Cross-validation setup. Define search spaces
rank_grid = np.linspace(1,min(min(trainX.shape),min(trainY.shape)), num=N_PARAMETERS_GRID_SEARCH)
rank_grid = rank_grid.astype(int)
reg_grid = np.power(10,np.linspace(-20,20, num=N_PARAMETERS_GRID_SEARCH+1))
parameters_grid_search = {'reg':reg_grid, 'rank':rank_grid}
valid_test_fold = np.concatenate((np.zeros((trainX.shape[0],))-1,np.zeros((validX.shape[0],))))
ps_for_valid = PredefinedSplit(test_fold=valid_test_fold)
Model initialisation
rrr = RRR.ReducedRankRegressor()#rank, reg)
grid_search = GridSearchCV(rrr, parameters_grid_search, cv=ps_for_valid,
scoring='neg_mean_squared_error')
print("fitting...")
grid_search.fit(np.concatenate((trainX,validX)), np.concatenate((trainY,validY)))
Display the best combination of values found
print(grid_search.best_params_)
means = grid_search.cv_results_['mean_test_score']
means = np.array(means).reshape(N_PARAMETERS_GRID_SEARCH, N_PARAMETERS_GRID_SEARCH+1)
print(grid_search.best_score_)
[output]
fitting...
{'rank': 316, 'reg': 1e-20}
-75126.47521541138
Let's visualize the result of cross-validation.
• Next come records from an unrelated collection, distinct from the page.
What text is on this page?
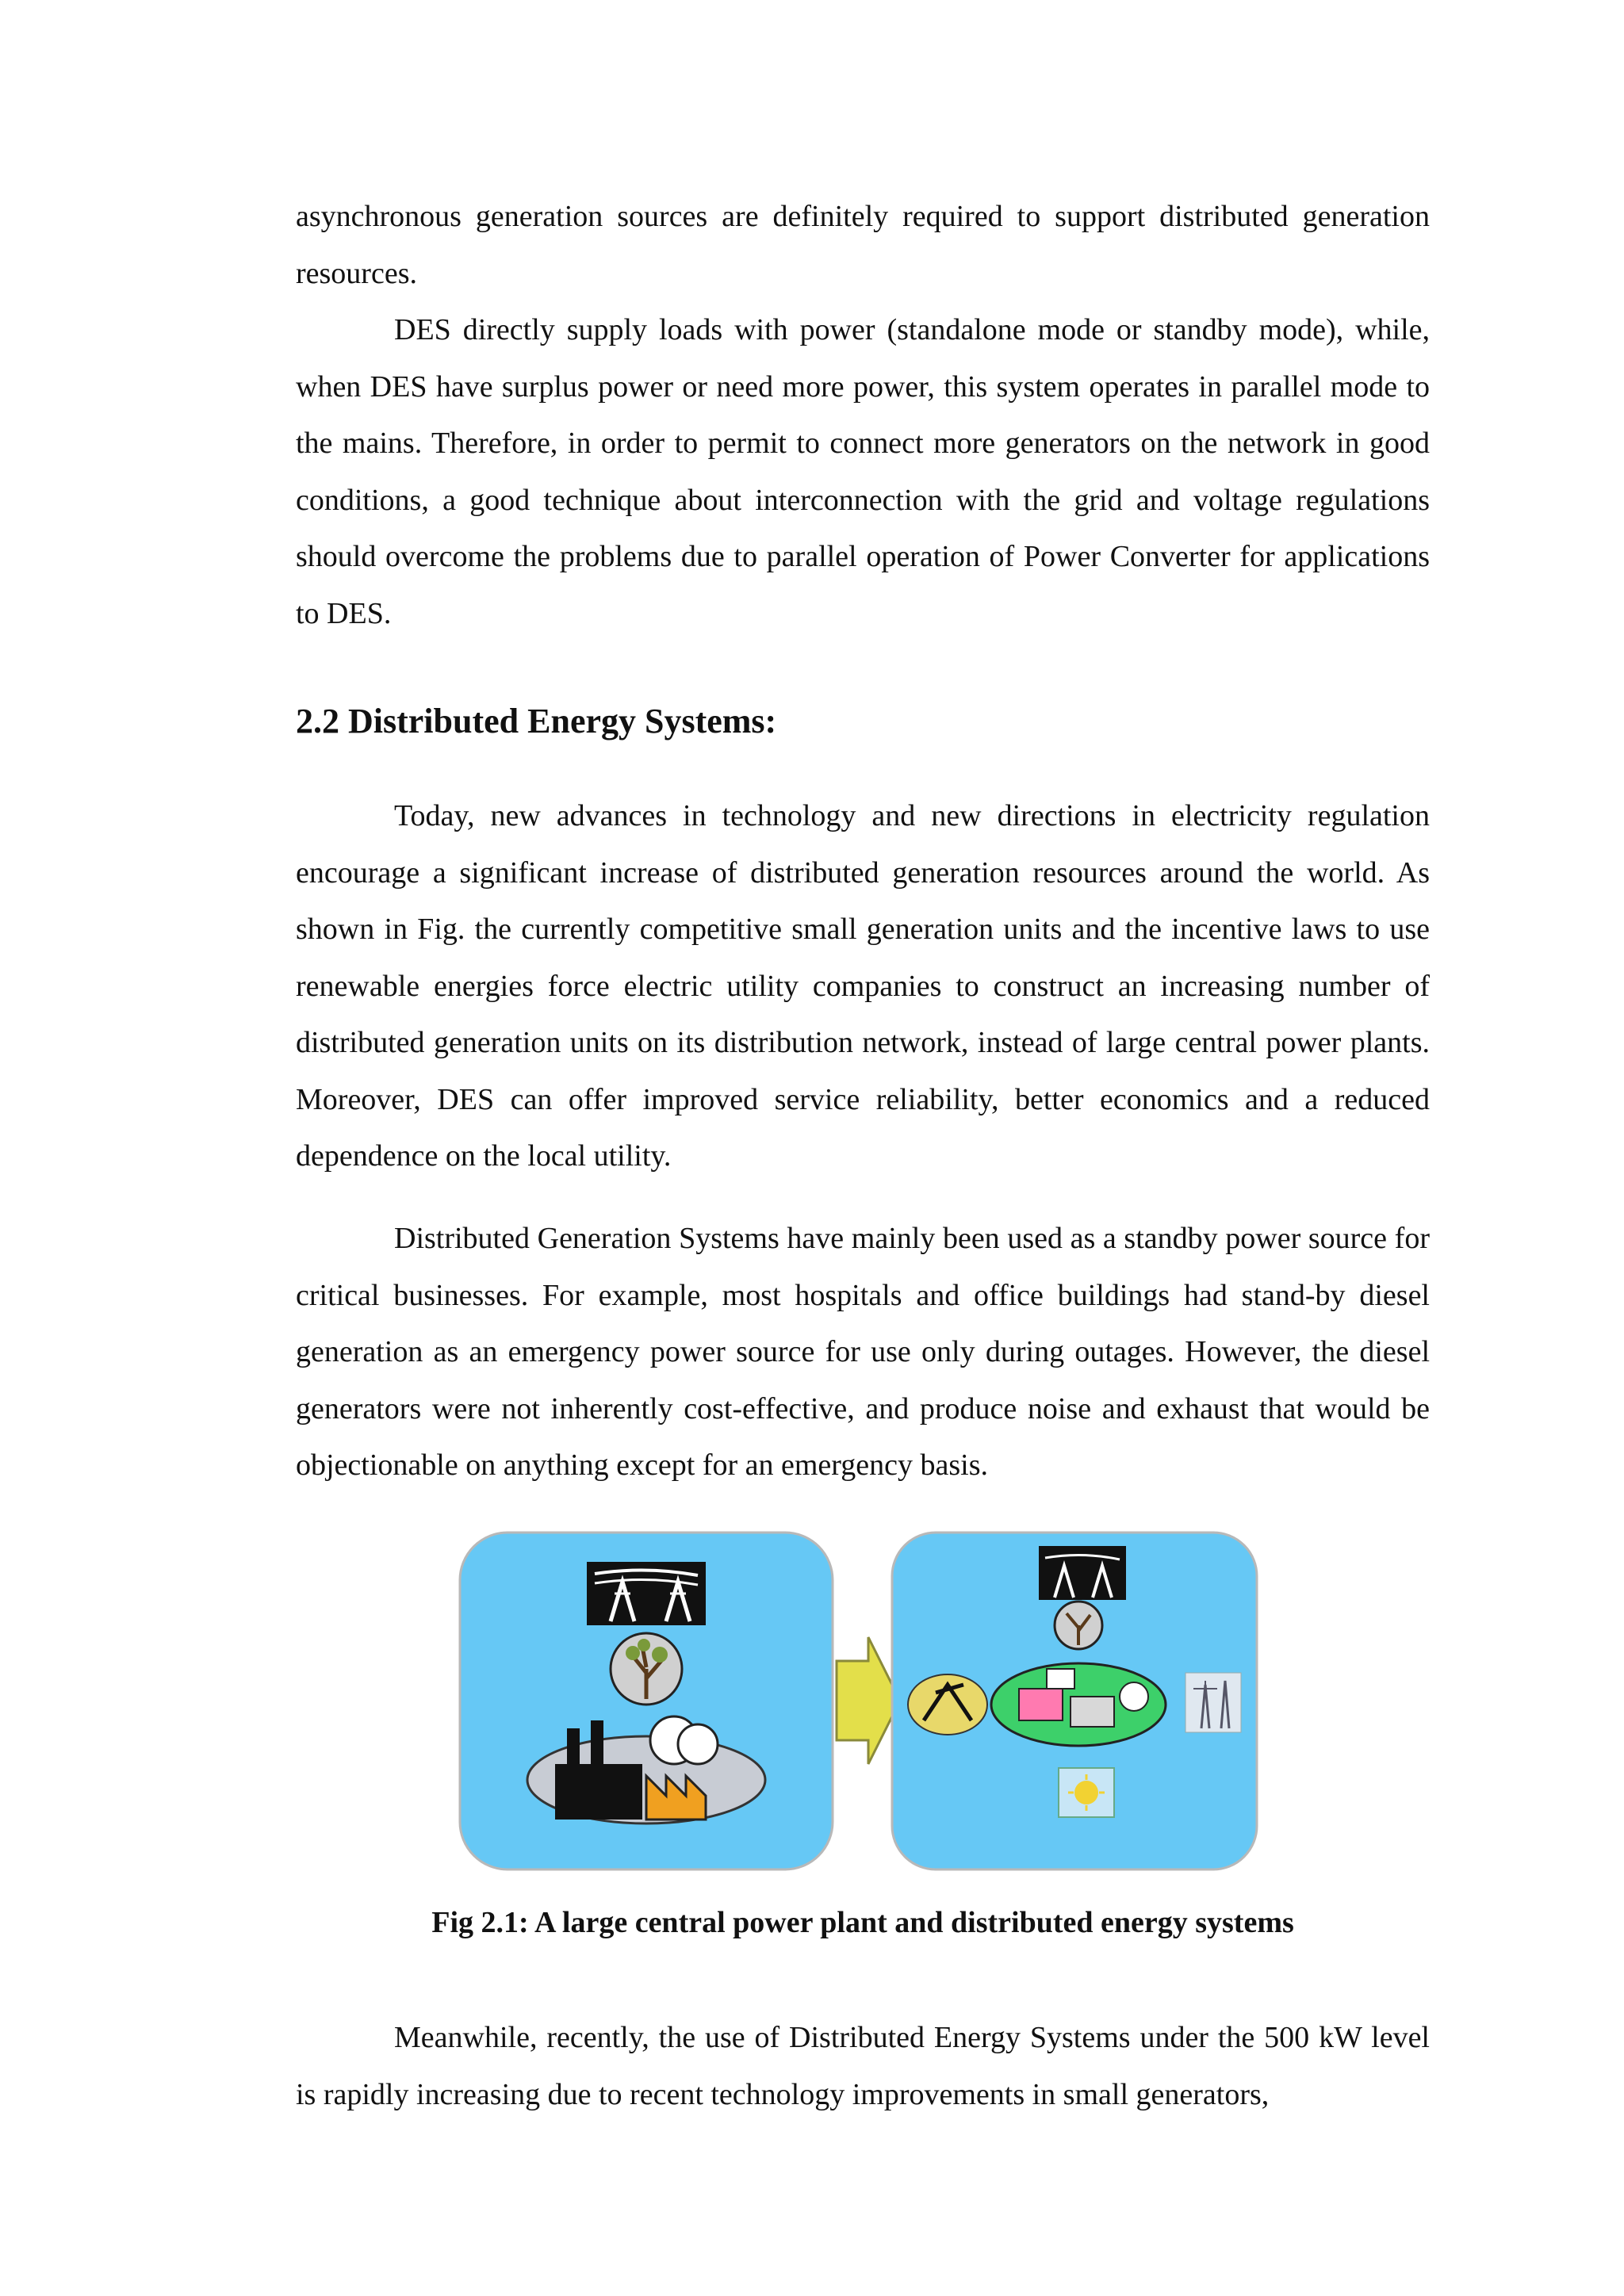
asynchronous generation sources are definitely required to support distributed generation resources.

DES directly supply loads with power (standalone mode or standby mode), while, when DES have surplus power or need more power, this system operates in parallel mode to the mains. Therefore, in order to permit to connect more generators on the network in good conditions, a good technique about interconnection with the grid and voltage regulations should overcome the problems due to parallel operation of Power Converter for applications to DES.

2.2 Distributed Energy Systems:

Today, new advances in technology and new directions in electricity regulation encourage a significant increase of distributed generation resources around the world. As shown in Fig. the currently competitive small generation units and the incentive laws to use renewable energies force electric utility companies to construct an increasing number of distributed generation units on its distribution network, instead of large central power plants. Moreover, DES can offer improved service reliability, better economics and a reduced dependence on the local utility.

Distributed Generation Systems have mainly been used as a standby power source for critical businesses. For example, most hospitals and office buildings had stand-by diesel generation as an emergency power source for use only during outages. However, the diesel generators were not inherently cost-effective, and produce noise and exhaust that would be objectionable on anything except for an emergency basis.

Fig 2.1: A large central power plant and distributed energy systems

Meanwhile, recently, the use of Distributed Energy Systems under the 500 kW level is rapidly increasing due to recent technology improvements in small generators,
You can see that the score is higher in the optimum rank part (around 316).
Show CV results
scores = [x for x in grid_search.cv_results_['rank_test_score']]
scores = np.array(scores).reshape(N_PARAMETERS_GRID_SEARCH, N_PARAMETERS_GRID_SEARCH+1)
f,ax = plt.subplots(1,1,figsize=(10,10))
cbar = ax.imshow(scores, cmap='jet')
ax.set_title('Test score Ranking')
ax.set_xlabel('Regression')
ax.set_ylabel('Rank')
ax.set_xticks(list(range(len(reg_grid))))
ax.set_yticks(list(range(len(rank_grid))))
ax.set_xticklabels([str("%0.*e"%(0,x)) for x in reg_grid],rotation=30)
ax.set_yticklabels([str(x) for x in rank_grid])
f.colorbar(cbar)
plt.show()
Inference is made based on the optimal hyperparameters obtained by cross-validation.
Train a model with the best set of hyper-parameters found
rrr.rank = int(grid_search.best_params_['rank'])
rrr.reg = grid_search.best_params_['reg']
rrr.fit(trainX, trainY)
Testing
Yhat = rrr.predict(testX).real
MSE = (np.power((testY - Yhat),2)/np.prod(testY.shape)).mean()
print("MSE =",MSE)
f,ax = plt.subplots(1,2,figsize=(10,10))
ax[0].imshow(np.corrcoef(testY), cmap='jet')
ax[0].set_title('testY')
ax[1].imshow(np.corrcoef(Yhat), cmap='jet')
ax[1].set_title('Yhat')
plt.show()
[output]
MSE = 0.1508996355795968
The MSE (Mean Squared Error) is smaller and $ \ hat {Y} $ seems to be well predicted.
Reduced rank ridge regression has a high ability to fit low-dimensional objective variables and has the potential to be widely applicable to real-world data structures. Also, the package is implemented according to scikit-learn, so it seems to be easy to use.